Reforms to CSLR, superannuation consumer protections and curbing lead generation
Treasury released three consultations in the wake of the Shield and First Guardian collapses.
In brief
- The entities who have directly caused the CSLR funding pressures are either no longer in existence, or not required to contribute in the first place.
- The focus must be on addressing the root cause of these issues.
- Any person who influences or directs consumers toward financial advice or financial products for commercial benefit is subject to appropriate licensing, accountability and supervision.
Chartered Accountants Australia and New Zealand (CA ANZ), CPA Australia and the Institute of Public Accountants (IPA) have made three coordinated submissions to Treasury addressing reforms to the Compensation Scheme of Last Resort (CSLR), enhancements to superannuation member protections, and measures to curb lead generation practices.
Across all three submissions, we emphasise that effective reform must focus on upstream conduct rather than relying on downstream fixes or layering additional regulatory complexity. In our view, regulatory responses should target the root causes of consumer harm, particularly failures in distribution, governance and product design.
Compensation Scheme of Last Resort (CSLR) – Sustainability Reforms
We consider that the current pressures on the CSLR are the result of upstream failures, including poor lead generation practices, conflicted remuneration arrangements and weak product governance.
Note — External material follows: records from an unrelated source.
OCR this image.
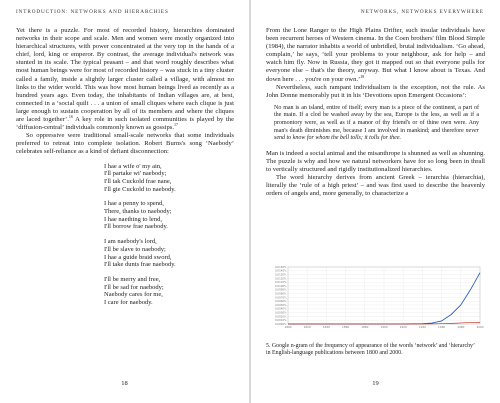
INTRODUCTION: NETWORKS AND HIERARCHIES

Yet there is a puzzle. For most of recorded history, hierarchies dominated networks in their scope and scale. Men and women were mostly organized into hierarchical structures, with power concentrated at the very top in the hands of a chief, lord, king or emperor. By contrast, the average individual's network was stunted in its scale. The typical peasant – and that word roughly describes what most human beings were for most of recorded history – was stuck in a tiny cluster called a family, inside a slightly larger cluster called a village, with almost no links to the wider world. This was how most human beings lived as recently as a hundred years ago. Even today, the inhabitants of Indian villages are, at best, connected in a ‘social quilt . . . a union of small cliques where each clique is just large enough to sustain cooperation by all of its members and where the cliques are laced together’.$^{16}$ A key role in such isolated communities is played by the ‘diffusion-central’ individuals commonly known as gossips.$^{17}$

So oppressive were traditional small-scale networks that some individuals preferred to retreat into complete isolation. Robert Burns's song ‘Naebody’ celebrates self-reliance as a kind of defiant disconnection:

I hae a wife o' my ain,
I'll partake wi' naebody;
I'll tak Cuckold frae nane,
I'll gie Cuckold to naebody.
I hae a penny to spend,
There, thanks to naebody;
I hae naething to lend,
I'll borrow frae naebody.
I am naebody's lord,
I'll be slave to naebody;
I hae a guide braid sword,
I'll take dunts frae naebody.
I'll be merry and free,
I'll be sad for naebody;
Naebody cares for me,
I care for naebody.
18
NETWORKS, NETWORKS EVERYWHERE

From the Lone Ranger to the High Plains Drifter, such insular individuals have been recurrent heroes of Western cinema. In the Coen brothers' film Blood Simple (1984), the narrator inhabits a world of unbridled, brutal individualism. ‘Go ahead, complain,’ he says, ‘tell your problems to your neighbour, ask for help – and watch him fly. Now in Russia, they got it mapped out so that everyone pulls for everyone else – that's the theory, anyway. But what I know about is Texas. And down here . . . you're on your own.’$^{18}$

Nevertheless, such rampant individualism is the exception, not the rule. As John Donne memorably put it in his ‘Devotions upon Emergent Occasions’:

No man is an island, entire of itself; every man is a piece of the continent, a part of the main. If a clod be washed away by the sea, Europe is the less, as well as if a promontory were, as well as if a manor of thy friend's or of thine own were. Any man's death diminishes me, because I am involved in mankind; and therefore never send to know for whom the bell tolls; it tolls for thee.

Man is indeed a social animal and the misanthrope is shunned as well as shunning. The puzzle is why and how we natural networkers have for so long been in thrall to vertically structured and rigidly institutionalized hierarchies.

The word hierarchy derives from ancient Greek – ierarchia (hierarchia), literally the ‘rule of a high priest’ – and was first used to describe the heavenly orders of angels and, more generally, to characterize a

0.0150%
0.0140%
0.0130%
0.0120%
0.0110%
0.0100%
0.0090%
0.0080%
0.0070%
0.0060%
0.0050%
0.0040%
0.0030%
0.0020%
0.0010%
0.0000%
1800	1820	1840	1860	1880	1900	1920	1940	1960	1980	2000
5. Google n-gram of the frequency of appearance of the words ‘network’ and ‘hierarchy’ in English-language publications between 1800 and 2000.
19
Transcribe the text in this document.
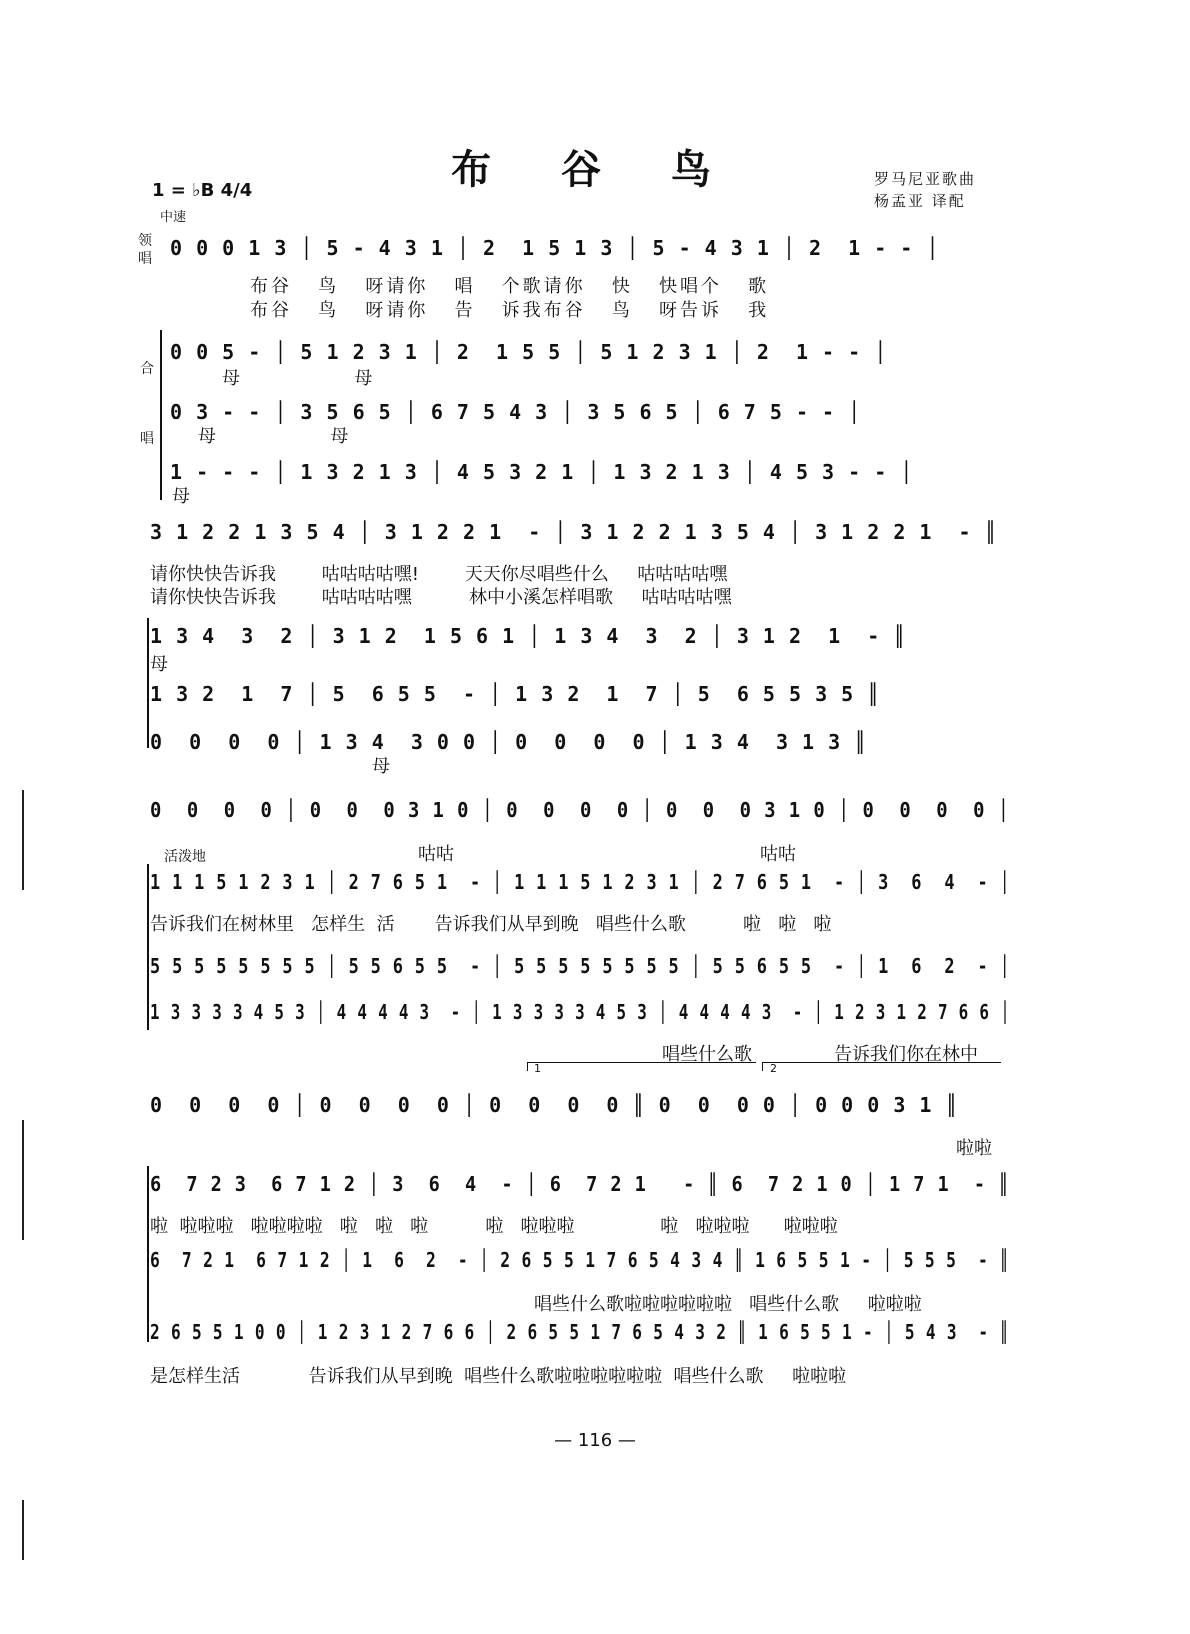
布 谷 鸟	罗马尼亚歌曲
杨孟亚 译配
1 = ♭B 4/4
中速
领唱 0 0 0 1 3 │ 5 - 4 3 1 │ 2  1 5 1 3 │ 5 - 4 3 1 │ 2  1 - - │
布谷   鸟   呀请你   唱   个歌请你   快   快唱个   歌
布谷   鸟   呀请你   告   诉我布谷   鸟   呀告诉   我
合
唱
0 0 5 - │ 5 1 2 3 1 │ 2  1 5 5 │ 5 1 2 3 1 │ 2  1 - - │
母                    母
0 3 - - │ 3 5 6 5 │ 6 7 5 4 3 │ 3 5 6 5 │ 6 7 5 - - │
母                    母
1 - - - │ 1 3 2 1 3 │ 4 5 3 2 1 │ 1 3 2 1 3 │ 4 5 3 - - │
母
3 1 2 2 1 3 5 4 │ 3 1 2 2 1  - │ 3 1 2 2 1 3 5 4 │ 3 1 2 2 1  - ║
请你快快告诉我        咕咕咕咕嘿!        天天你尽唱些什么     咕咕咕咕嘿
请你快快告诉我        咕咕咕咕嘿          林中小溪怎样唱歌     咕咕咕咕嘿
1 3 4  3  2 │ 3 1 2  1 5 6 1 │ 1 3 4  3  2 │ 3 1 2  1  - ║
母
1 3 2  1  7 │ 5  6 5 5  - │ 1 3 2  1  7 │ 5  6 5 5 3 5 ║
0  0  0  0 │ 1 3 4  3 0 0 │ 0  0  0  0 │ 1 3 4  3 1 3 ║
母
0  0  0  0 │ 0  0  0 3 1 0 │ 0  0  0  0 │ 0  0  0 3 1 0 │ 0  0  0  0 │
咕咕	咕咕
活泼地
1 1 1 5 1 2 3 1 │ 2 7 6 5 1  - │ 1 1 1 5 1 2 3 1 │ 2 7 6 5 1  - │ 3  6  4  - │
告诉我们在树林里   怎样生  活       告诉我们从早到晚   唱些什么歌          啦   啦   啦
5 5 5 5 5 5 5 5 │ 5 5 6 5 5  - │ 5 5 5 5 5 5 5 5 │ 5 5 6 5 5  - │ 1  6  2  - │
1 3 3 3 3 4 5 3 │ 4 4 4 4 3  - │ 1 3 3 3 3 4 5 3 │ 4 4 4 4 3  - │ 1 2 3 1 2 7 6 6 │
1	2
唱些什么歌	告诉我们你在林中
0  0  0  0 │ 0  0  0  0 │ 0  0  0  0 ║ 0  0  0 0 │ 0 0 0 3 1 ║
啦啦
6  7 2 3  6 7 1 2 │ 3  6  4  - │ 6  7 2 1   - ║ 6  7 2 1 0 │ 1 7 1  - ║
啦  啦啦啦   啦啦啦啦   啦   啦   啦          啦   啦啦啦               啦   啦啦啦      啦啦啦
6  7 2 1  6 7 1 2 │ 1  6  2  - │ 2 6 5 5 1 7 6 5 4 3 4 ║ 1 6 5 5 1 - │ 5 5 5  - ║
唱些什么歌啦啦啦啦啦啦   唱些什么歌     啦啦啦
2 6 5 5 1 0 0 │ 1 2 3 1 2 7 6 6 │ 2 6 5 5 1 7 6 5 4 3 2 ║ 1 6 5 5 1 - │ 5 4 3  - ║
是怎样生活            告诉我们从早到晚  唱些什么歌啦啦啦啦啦啦  唱些什么歌     啦啦啦
— 116 —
We are concerned that the scheme has become unsustainably expensive for compliant advisers, while those entities responsible for significant losses often no longer exist or are not contributing to the funding burden.
We do not support proposals to expand subrogation rights or to deduct payments from compensation, as we believe these measures increase complexity without addressing the underlying causes of consumer loss. Instead, we support limiting compensation to actual capital losses and reinforcing the CSLR’s role as a true scheme of last resort.
We recommend a stronger focus on improving product governance, addressing misconduct within distribution channels, and ensuring that Managed Investment Schemes (MISs) where they are a key source of losses contribute appropriately to funding. We also caution against introducing a complex “waterfall” levy model, as we consider this risks normalising ongoing funding shortfalls and creating cross-subsidisation across sectors.
Enhancing Member Protections in the Superannuation System
We support the objective of strengthening member protections; however, we consider that the proposed reforms risk increasing regulatory complexity without effectively preventing future failures. In our view, events such as Shield and First Guardian highlight issues related to MISs and distribution practices, rather than deficiencies in existing trustee obligations.
We do not support the introduction of platform-specific governance rules, mandatory holding limits, or increased penalties, noting that existing prudential standards already impose comprehensive obligations on trustees. Instead, we believe that greater focus should be placed on the effective enforcement of current frameworks and closer supervision of conflicts of interest.
We also do not support proposals to introduce mandatory waiting periods for superannuation switching or to restrict the deduction of advice fees. We consider that these measures would increase costs, distort competition and reduce consumer access to financial advice.
A key priority for us is ensuring that MISs are fit for purpose. This includes strengthening approval processes and requiring adequate capital to ensure that investors can be compensated in the event of product failure.
Curbing Lead Generation Activity
We identify lead generation activity as a significant source of consumer harm, particularly where it operates outside the regulatory perimeter and influences financial decisions without appropriate accountability. We consider that current reform proposals, which focus on downstream controls, do not adequately address this issue.
We propose that any party influencing consumers towards financial advice or products for remuneration should be brought within the existing AFSL licensing framework. This would ensure appropriate accountability, supervision and alignment with education standards.
We support banning unlicensed, targeted communication where it is used to capture consumer data or direct individuals toward financial products. We also support improved transparency, including the disclosure of remuneration and referral arrangements. However, we caution against unintentionally capturing general financial education or legitimate professional referrals within the regulatory net.
In addition, we support extending anti-hawking protections, applying conflicted remuneration rules to lead generators, and increasing transparency in financial advertising—such as requiring the display of licence details and strengthening ASIC’s enforcement powers.